I'll be visiting the Valley of the Kings at the end of this year, or the start of next, which is both a cooler time of year in terms of desert temperature and tourist numbers. Hopefully this will allow favourable conditions to explore these ancient tombs, and I'll give a fuller account of them and their history, as well as my own impressions then.

"The Complete Valley of the Kings" Nicholas Reeves, Richard H Wilkinson
"Egypt" Joyce Tyldesley
"Guide to the Valley of the Kings" Alberto Siletti
"Art and History: Luxor" Giovanni Magi


  1. Very interesting article!

    A few thoughts:

    1. It's funny to think that, because Pharaohs craved immortality, Tutankahmon has achieved just that (in the sense of that we all know who he is thousands of years later). As you say, he didn't achieve much during his reign and unless I'm mistaken he was only a teenager when he died. The crux of it is, he's famous because his tomb wasn't pillaged. I wonder if in 3000 years time future archeologists will solemnly pronounce that (say) Millwall FC were the powerhouse of European football because they found a couple of the only remaining match tickets or something.

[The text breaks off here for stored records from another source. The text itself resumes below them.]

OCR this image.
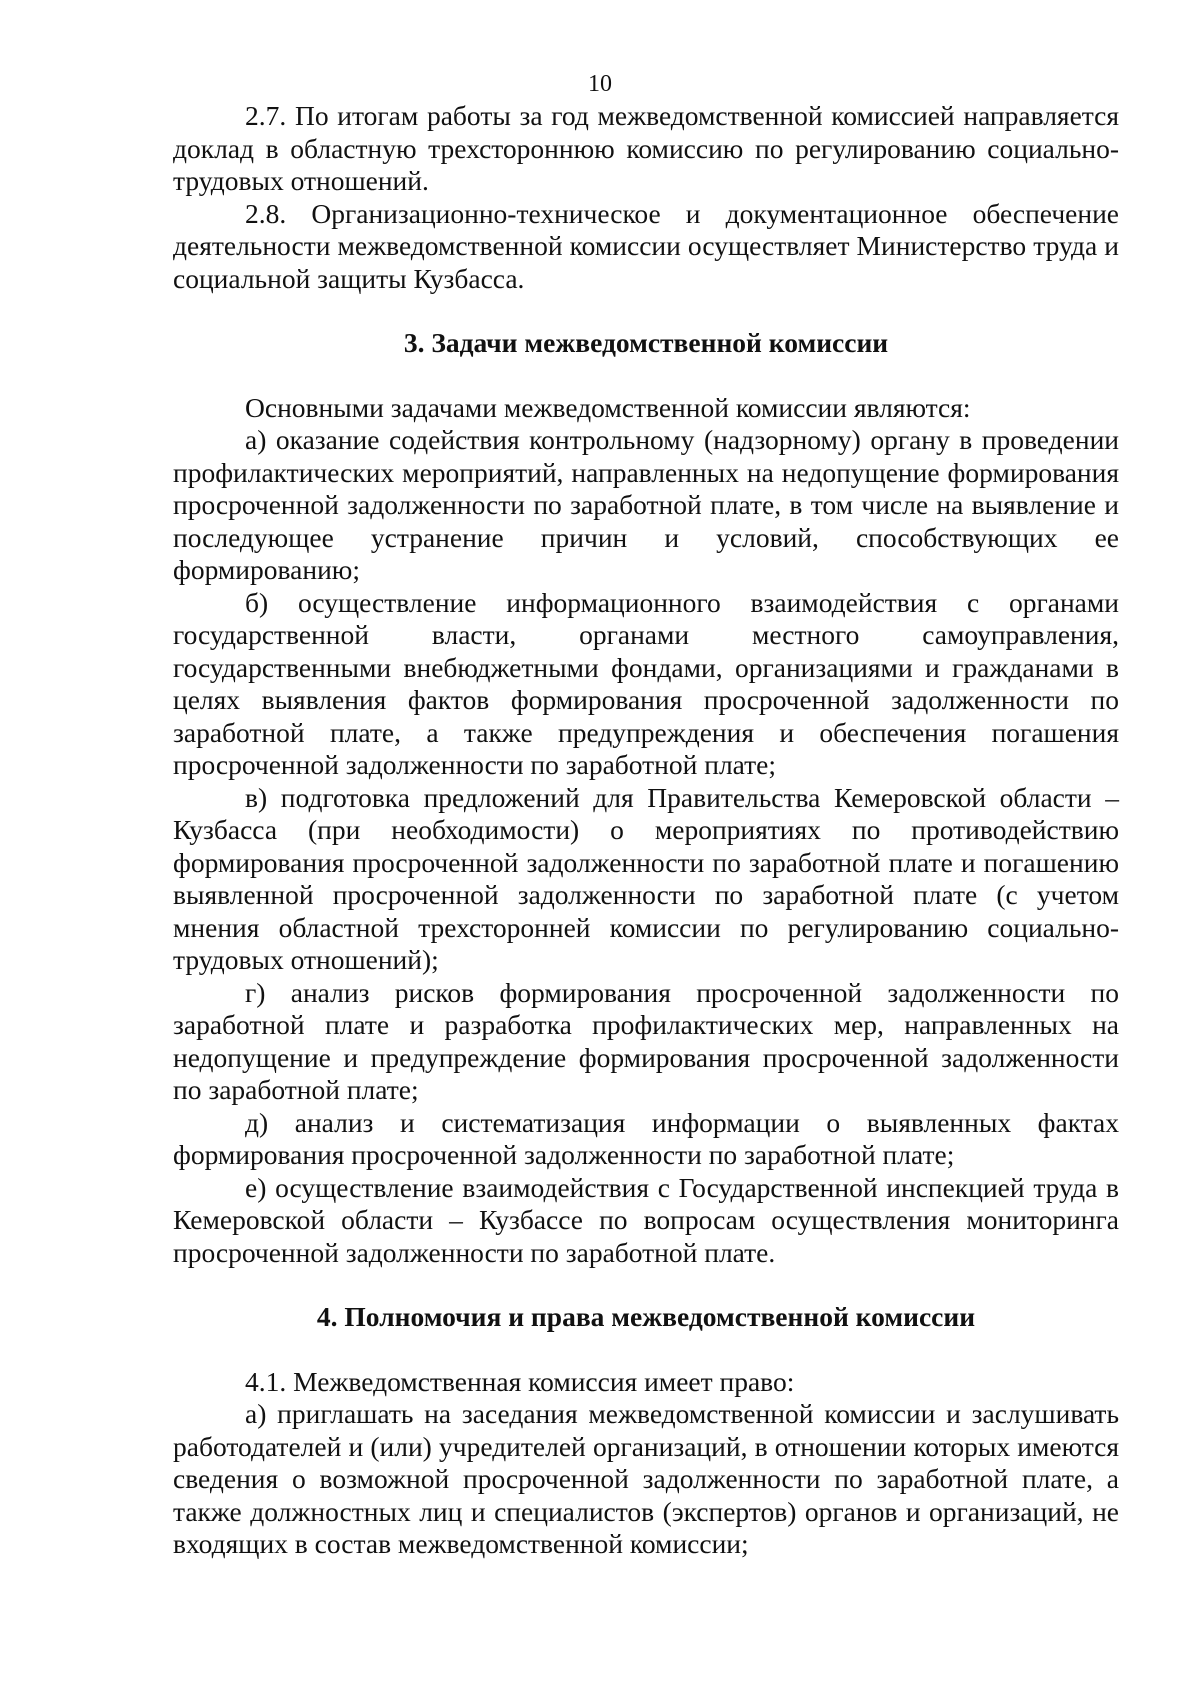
10

2.7. По итогам работы за год межведомственной комиссией направляется доклад в областную трехстороннюю комиссию по регулированию социально-трудовых отношений.

2.8. Организационно-техническое и документационное обеспечение деятельности межведомственной комиссии осуществляет Министерство труда и социальной защиты Кузбасса.

3. Задачи межведомственной комиссии

Основными задачами межведомственной комиссии являются:

а) оказание содействия контрольному (надзорному) органу в проведении профилактических мероприятий, направленных на недопущение формирования просроченной задолженности по заработной плате, в том числе на выявление и последующее устранение причин и условий, способствующих ее формированию;

б) осуществление информационного взаимодействия с органами государственной власти, органами местного самоуправления, государственными внебюджетными фондами, организациями и гражданами в целях выявления фактов формирования просроченной задолженности по заработной плате, а также предупреждения и обеспечения погашения просроченной задолженности по заработной плате;

в) подготовка предложений для Правительства Кемеровской области – Кузбасса (при необходимости) о мероприятиях по противодействию формирования просроченной задолженности по заработной плате и погашению выявленной просроченной задолженности по заработной плате (с учетом мнения областной трехсторонней комиссии по регулированию социально-трудовых отношений);

г) анализ рисков формирования просроченной задолженности по заработной плате и разработка профилактических мер, направленных на недопущение и предупреждение формирования просроченной задолженности по заработной плате;

д) анализ и систематизация информации о выявленных фактах формирования просроченной задолженности по заработной плате;

е) осуществление взаимодействия с Государственной инспекцией труда в Кемеровской области – Кузбассе по вопросам осуществления мониторинга просроченной задолженности по заработной плате.

4. Полномочия и права межведомственной комиссии

4.1. Межведомственная комиссия имеет право:

а) приглашать на заседания межведомственной комиссии и заслушивать работодателей и (или) учредителей организаций, в отношении которых имеются сведения о возможной просроченной задолженности по заработной плате, а также должностных лиц и специалистов (экспертов) органов и организаций, не входящих в состав межведомственной комиссии;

    2. Sometimes the fact that there is no real tomb is what makes it famous. A local example here in Marseille is a man who was guillotined in the 1930s, and buried in an anonymous grave (the procedure at the time). His family scratched his name into the wall next to where he is buried and because of this, his burial place is mentioned in a book about interesting and quirky aspects of local history. Had he not been buried in these circumstances, it wouldn't have.

  2. Actually, as I mentioned the guillotine in my earlier post I hope you don't mind if I go a bit off course on this thread and add a few points about this kind of method of execution (I like to think of myself as an amateur unqualified historian!).

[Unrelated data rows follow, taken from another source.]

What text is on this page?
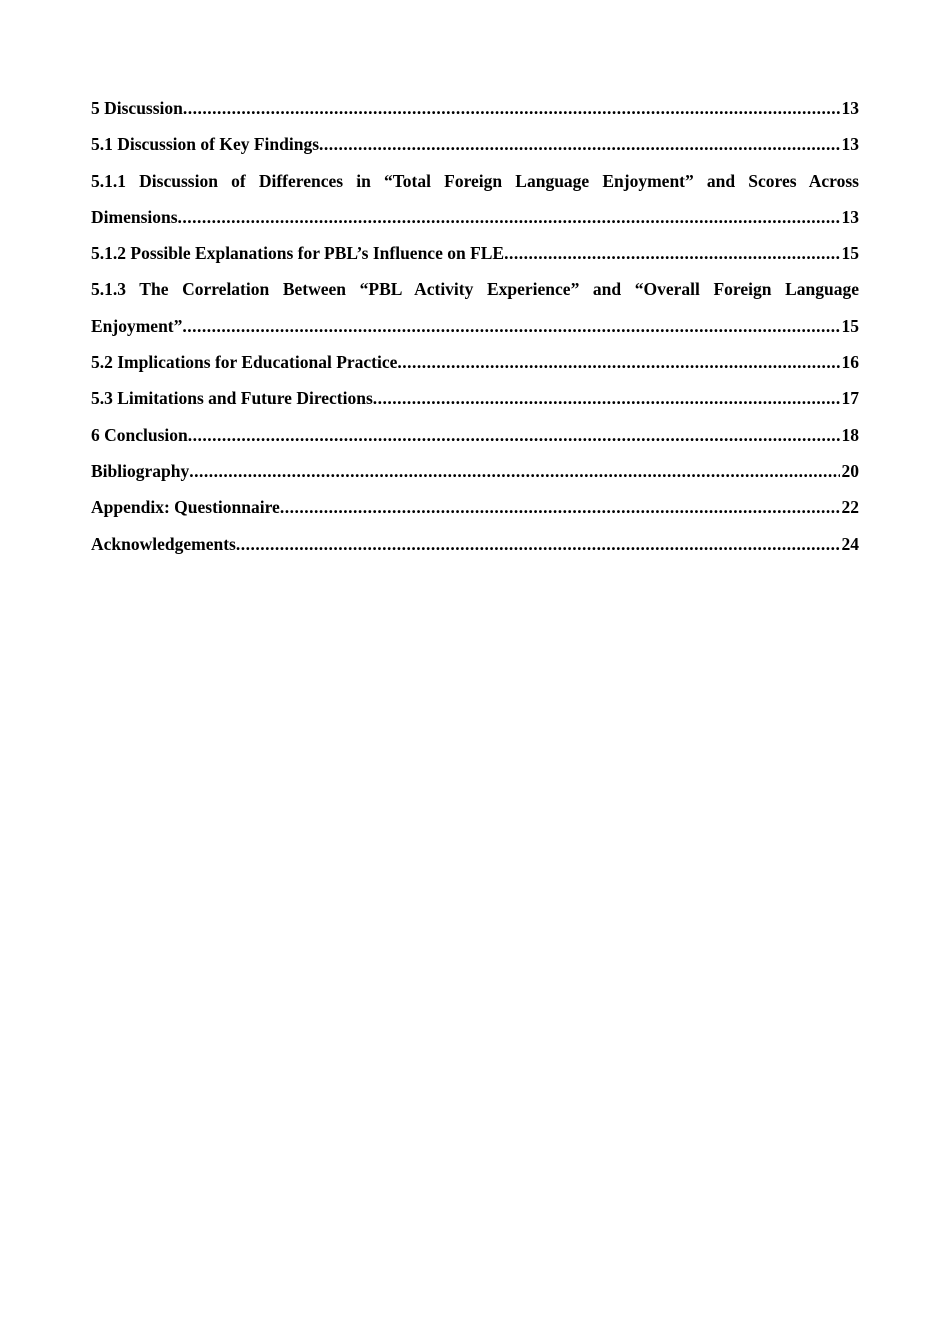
5 Discussion .....	13
5.1 Discussion of Key Findings .....	13
5.1.1 Discussion of Differences in “Total Foreign Language Enjoyment” and Scores Across
Dimensions .....	13
5.1.2 Possible Explanations for PBL’s Influence on FLE .....	15
5.1.3 The Correlation Between “PBL Activity Experience” and “Overall Foreign Language
Enjoyment” .....	15
5.2 Implications for Educational Practice .....	16
5.3 Limitations and Future Directions .....	17
6 Conclusion .....	18
Bibliography .....	20
Appendix: Questionnaire .....	22
Acknowledgements .....	24
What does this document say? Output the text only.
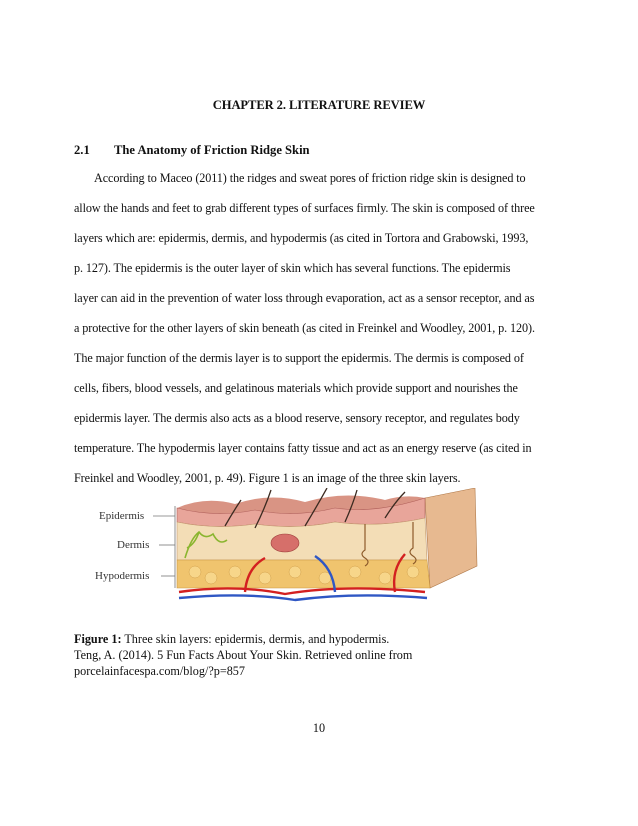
CHAPTER 2. LITERATURE REVIEW
2.1 The Anatomy of Friction Ridge Skin
According to Maceo (2011) the ridges and sweat pores of friction ridge skin is designed to
allow the hands and feet to grab different types of surfaces firmly. The skin is composed of three
layers which are: epidermis, dermis, and hypodermis (as cited in Tortora and Grabowski, 1993,
p. 127). The epidermis is the outer layer of skin which has several functions. The epidermis
layer can aid in the prevention of water loss through evaporation, act as a sensor receptor, and as
a protective for the other layers of skin beneath (as cited in Freinkel and Woodley, 2001, p. 120).
The major function of the dermis layer is to support the epidermis. The dermis is composed of
cells, fibers, blood vessels, and gelatinous materials which provide support and nourishes the
epidermis layer. The dermis also acts as a blood reserve, sensory receptor, and regulates body
temperature. The hypodermis layer contains fatty tissue and act as an energy reserve (as cited in
Freinkel and Woodley, 2001, p. 49). Figure 1 is an image of the three skin layers.
Epidermis
Dermis
Hypodermis
Figure 1: Three skin layers: epidermis, dermis, and hypodermis.
Teng, A. (2014). 5 Fun Facts About Your Skin. Retrieved online from
porcelainfacespa.com/blog/?p=857
10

    - the guillotine was the official method of execution in France until the (relatively late) abolishment of the death penalty in France in 1981.

    - the last person to be executed by this - or any - method in France was in my hometown of Marseille in 1977 (by that time there was only one guillotine, which was dismantled and transported to wherever it was needed; also, there was only one executioner).

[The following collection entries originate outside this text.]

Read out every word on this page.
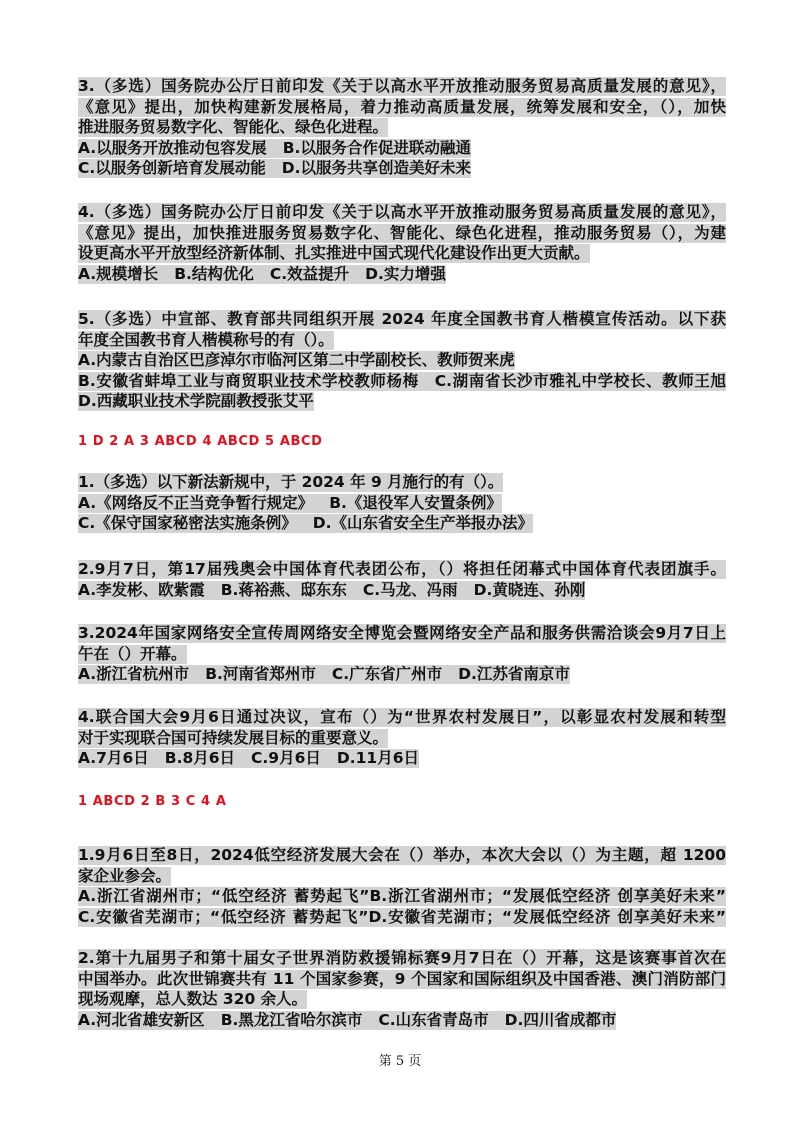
3.（多选）国务院办公厅日前印发《关于以高水平开放推动服务贸易高质量发展的意见》，
《意见》提出，加快构建新发展格局，着力推动高质量发展，统筹发展和安全，（），加快
推进服务贸易数字化、智能化、绿色化进程。
A.以服务开放推动包容发展 B.以服务合作促进联动融通
C.以服务创新培育发展动能 D.以服务共享创造美好未来
4.（多选）国务院办公厅日前印发《关于以高水平开放推动服务贸易高质量发展的意见》，
《意见》提出，加快推进服务贸易数字化、智能化、绿色化进程，推动服务贸易（），为建
设更高水平开放型经济新体制、扎实推进中国式现代化建设作出更大贡献。
A.规模增长 B.结构优化 C.效益提升 D.实力增强
5.（多选）中宣部、教育部共同组织开展 2024 年度全国教书育人楷模宣传活动。以下获
年度全国教书育人楷模称号的有（）。
A.内蒙古自治区巴彦淖尔市临河区第二中学副校长、教师贺来虎
B.安徽省蚌埠工业与商贸职业技术学校教师杨梅 C.湖南省长沙市雅礼中学校长、教师王旭
D.西藏职业技术学院副教授张艾平
1 D 2 A 3 ABCD 4 ABCD 5 ABCD
1.（多选）以下新法新规中，于 2024 年 9 月施行的有（）。
A.《网络反不正当竞争暂行规定》 B.《退役军人安置条例》
C.《保守国家秘密法实施条例》 D.《山东省安全生产举报办法》
2.9月7日，第17届残奥会中国体育代表团公布，（）将担任闭幕式中国体育代表团旗手。
A.李发彬、欧紫霞 B.蒋裕燕、邸东东 C.马龙、冯雨 D.黄晓连、孙刚
3.2024年国家网络安全宣传周网络安全博览会暨网络安全产品和服务供需洽谈会9月7日上
午在（）开幕。
A.浙江省杭州市 B.河南省郑州市 C.广东省广州市 D.江苏省南京市
4.联合国大会9月6日通过决议，宣布（）为“世界农村发展日”，以彰显农村发展和转型
对于实现联合国可持续发展目标的重要意义。
A.7月6日 B.8月6日 C.9月6日 D.11月6日
1 ABCD 2 B 3 C 4 A
1.9月6日至8日，2024低空经济发展大会在（）举办，本次大会以（）为主题，超 1200
家企业参会。
A.浙江省湖州市；“低空经济 蓄势起飞”B.浙江省湖州市；“发展低空经济 创享美好未来”
C.安徽省芜湖市；“低空经济 蓄势起飞”D.安徽省芜湖市；“发展低空经济 创享美好未来”
2.第十九届男子和第十届女子世界消防救援锦标赛9月7日在（）开幕，这是该赛事首次在
中国举办。此次世锦赛共有 11 个国家参赛，9 个国家和国际组织及中国香港、澳门消防部门
现场观摩，总人数达 320 余人。
A.河北省雄安新区 B.黑龙江省哈尔滨市 C.山东省青岛市 D.四川省成都市
第 5 页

    - unlike in the United States for example, those condemned to death didn't spend decades waiting to be executed. Once the judgment was passed, there was a short period of a few weeks/months in order to lodge an appeal. If the initial judgment was retained, they were guillotined within a matter of weeks.

    - no official date was set. The prisoner only knew when he would be guillotined the (early) morning when he would be woken up and prepared for execution within the next hour or so (last breakfast, priest, etc.).

    - as a final indignity, the head would not be placed in the coffin by the neck but between the legs at the bottom of the box, despite the coffin being normal sized.

    - graves were generally left unmarked in a specific area of the cemetary. Burial would take place without the family.

    As an interesting final point, where I live is just about 200m from where the guillotine was set up in Marseille during the Reign of Terror, in a small square (after that executions took place within prisons).

    I'm only in my 30s yet I find it hard to believe that I was born during a period when this was the way things were done.

  3. These are more facts that I may liberally borrow for my 3000-page opus (I can relate them to Versailles). Not telling the prisoner when they would be guillotined sounds like psychological torture. I'm not sure if languishing on Death Row for decades is better or worse.

    Although being guillotined clearly wouldn't be much fun, it may still be one of my preferred options of execution, should I be given the choice. If anything, it would be interesting to see how long I kept consciousness for. I reckon, if I really concentrated, I could manage 5 minutes and a short conversation (whispered, of course, as I'd be unconnected to my lungs).